Everyone has watched TV shows like CSI and others that look at the forensic benefit of medical examiners and crime labs. It looks like sexy and fascinating work. Is it really? What do medical examiners really do?
Because of the expense involved in setting up and running crime labs, there usually aren’t many in any state. The same is true of trained doctors to work as medical examiners. In Minnesota where I practice criminal law, there are three crime labs. Minneapolis (the largest city), Hennepin County (the largest county), and the state Bureau of Criminal Apprehension are the only three crime labs. And only the largest counties can afford to hire and maintain trained medical examiners.

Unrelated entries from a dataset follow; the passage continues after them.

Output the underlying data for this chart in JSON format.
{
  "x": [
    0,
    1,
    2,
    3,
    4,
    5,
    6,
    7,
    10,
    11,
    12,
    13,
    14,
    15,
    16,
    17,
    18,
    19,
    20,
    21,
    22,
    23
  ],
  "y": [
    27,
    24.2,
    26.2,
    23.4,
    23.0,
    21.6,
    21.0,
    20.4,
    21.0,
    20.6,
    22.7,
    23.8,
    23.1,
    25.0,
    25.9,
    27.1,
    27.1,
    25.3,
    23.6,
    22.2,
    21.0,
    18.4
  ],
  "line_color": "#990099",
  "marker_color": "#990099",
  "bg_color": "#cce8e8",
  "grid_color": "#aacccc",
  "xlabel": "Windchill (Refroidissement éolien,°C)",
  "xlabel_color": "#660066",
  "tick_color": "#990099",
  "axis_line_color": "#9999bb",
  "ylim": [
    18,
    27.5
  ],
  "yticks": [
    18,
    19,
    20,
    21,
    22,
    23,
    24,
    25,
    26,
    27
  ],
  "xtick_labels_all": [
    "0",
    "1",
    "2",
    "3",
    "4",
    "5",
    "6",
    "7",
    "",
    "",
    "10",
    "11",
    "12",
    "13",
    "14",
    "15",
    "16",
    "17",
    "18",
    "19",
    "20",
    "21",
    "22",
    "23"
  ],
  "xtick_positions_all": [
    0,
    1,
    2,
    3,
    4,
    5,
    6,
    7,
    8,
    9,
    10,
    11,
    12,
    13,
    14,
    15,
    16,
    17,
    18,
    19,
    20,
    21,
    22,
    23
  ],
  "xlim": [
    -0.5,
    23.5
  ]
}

Although crime labs and medical examiners work together, they have different roles. The crime lab will work on the physical evidence found at the crime scene. The medical examiner will concentrate on the dead body found at the crime scene. The labs can test for finger prints, footprints, fiber analysis, blood stains, tire tracks, firearm identification, bullet analysis, and, of course, DNA. Medical examiners will use the following techniques in their work:
1. Autopsy of the dead body
2. Try to make a positive identification of the body
3. Establish a cause of death to the victim
4. Use science to determine the time of death.
Before I go into each of these steps, the history of medical examiners is funny in many ways. In the 1200’s in England, the king established a “death tax.” Today, we still retain that but now we call it an “estate tax. It means the king would receive a tax payment based on the value of the dead person’s assets or estate. Of course, many wealthy families tried to avoid this by hiding the dead body. The king relied upon the county sheriffs to find the body and report back to the king. Unfortunately, the sheriffs were often friends with the family and would give the king wrong information.
The kings decided to hire their own help and called them coroners, after the Latin word for crown. The coroners found the bodies and determined if the person was really dead and how they died. That way, the kings could collect the appropriate taxes.
In the new country of America, we adopted the same system of coroners, most of them elected in each county. The problem was, like those in England, many of them weren’t trained to do the job. They could be farmers, mechanics, carpenters, and maybe even young people. (The youngest coroner in the United States was 18) By the 1800s it was obvious the system wasn’t working well. Instead of checking on dead people for taxes, now the job had become one of deciding the cause of death—was it an accident, natural causes, or was it murder? So, by 1860 many states required that the coroner be a medical doctor.
Today, almost all states have laws that require the coroner (since named the Medical Examiner) to be a trained, forensic pathologist. However, in Kentucky, they still have a constitutional requirement that the coroner cannot be elected if the candidate “has ever fought a duel.”